Staples is the #1 retailer of office and school supplies.
And in my opinion, they deserve the honor.
But I still have to ask? Does that “easy” button of theirs really work?
For the longest time I’ve been relying on a genie’s lamp I found along the Lake Michigan shoreline – and the results have been mixed.
So I’m now totally open to having a different “button to push” that is always within my reach. But first, I’d like some assurances.
Change never comes all that “easy” for me.
Besides, the whole “easy” approach runs counter to the real world of school communications that I know. And you probably have a similar perspective.
In our domain, a new project or initiative…
… may be needed, but it is never easy.
… may be logical, but it is never easy.
… may be affordable, but it is never easy.
… may be wanted by the board and parents alike, but it is never easy.
You know what I mean. Most of the things in our world typically turn out to be more complicated and “nuanced” than we ever thought possible during those pre-implementation discussions at the leadership table.
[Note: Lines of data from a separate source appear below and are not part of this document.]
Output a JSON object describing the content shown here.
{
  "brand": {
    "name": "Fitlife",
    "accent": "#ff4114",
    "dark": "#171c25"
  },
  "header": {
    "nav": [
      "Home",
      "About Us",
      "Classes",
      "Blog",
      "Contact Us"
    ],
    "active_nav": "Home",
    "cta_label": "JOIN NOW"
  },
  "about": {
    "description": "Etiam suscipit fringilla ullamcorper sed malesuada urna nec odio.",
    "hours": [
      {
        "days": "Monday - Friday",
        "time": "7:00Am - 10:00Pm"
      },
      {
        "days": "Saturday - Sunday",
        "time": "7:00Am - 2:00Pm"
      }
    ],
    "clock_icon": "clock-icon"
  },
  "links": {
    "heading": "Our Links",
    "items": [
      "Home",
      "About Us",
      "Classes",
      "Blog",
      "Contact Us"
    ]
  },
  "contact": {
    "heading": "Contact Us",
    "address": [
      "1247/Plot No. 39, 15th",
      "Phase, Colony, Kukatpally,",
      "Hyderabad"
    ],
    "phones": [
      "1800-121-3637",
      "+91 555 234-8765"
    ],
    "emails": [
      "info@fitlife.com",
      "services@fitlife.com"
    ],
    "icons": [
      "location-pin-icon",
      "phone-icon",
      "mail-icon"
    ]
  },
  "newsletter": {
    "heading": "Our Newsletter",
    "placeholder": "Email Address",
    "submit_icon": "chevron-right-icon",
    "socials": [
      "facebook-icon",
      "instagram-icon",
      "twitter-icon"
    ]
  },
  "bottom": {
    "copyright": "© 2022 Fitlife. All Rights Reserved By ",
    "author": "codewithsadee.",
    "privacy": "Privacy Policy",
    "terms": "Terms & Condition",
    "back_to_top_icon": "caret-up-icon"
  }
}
Thanks to an infinite stockpile of future “unintended consequences” (which are currently stored underground in Nevada and then inevitably direct shipped into our districts at night when we least expect it), I think the truism that most school communicators labor under is “nothing’s easy.”
Hope you like it!
But I also suspect that despite its truth, you somehow work your magic everyday (sans a genie’s lamp) to still get the job done.
OK. Maybe there are better buttons out there that are actually more applicable to what we do; buttons that fall somewhere between the “easy” and “not easy” extremes.
So here’s the first school communicators button I will recommend.
And this is going to be the first button of five to come your way this week.
Button #1 surprisingly uses fewer letters than the Staple’s “easy” one.
It reminds us that when we are discussing a specific plan or issue at the leadership table, there are often options beyond the two “A” or “B” alternatives most typically in front of us.
With just one speedy-kwik tap of this “C-Z” button – and creatively considering the range of other possibilities it ignites – we can avoid getting trapped into the limiting “this” or “that” corner.
You now have some questions. Fair enough.
Will this “C-Z Button” really work? Does it possess a hidden power that will push us past our common “A” or “B” only thinking?
Well, I can promise you this much. It will work as well as my genie’s lamp or the Staples’ button.
What were you expecting? An app for that?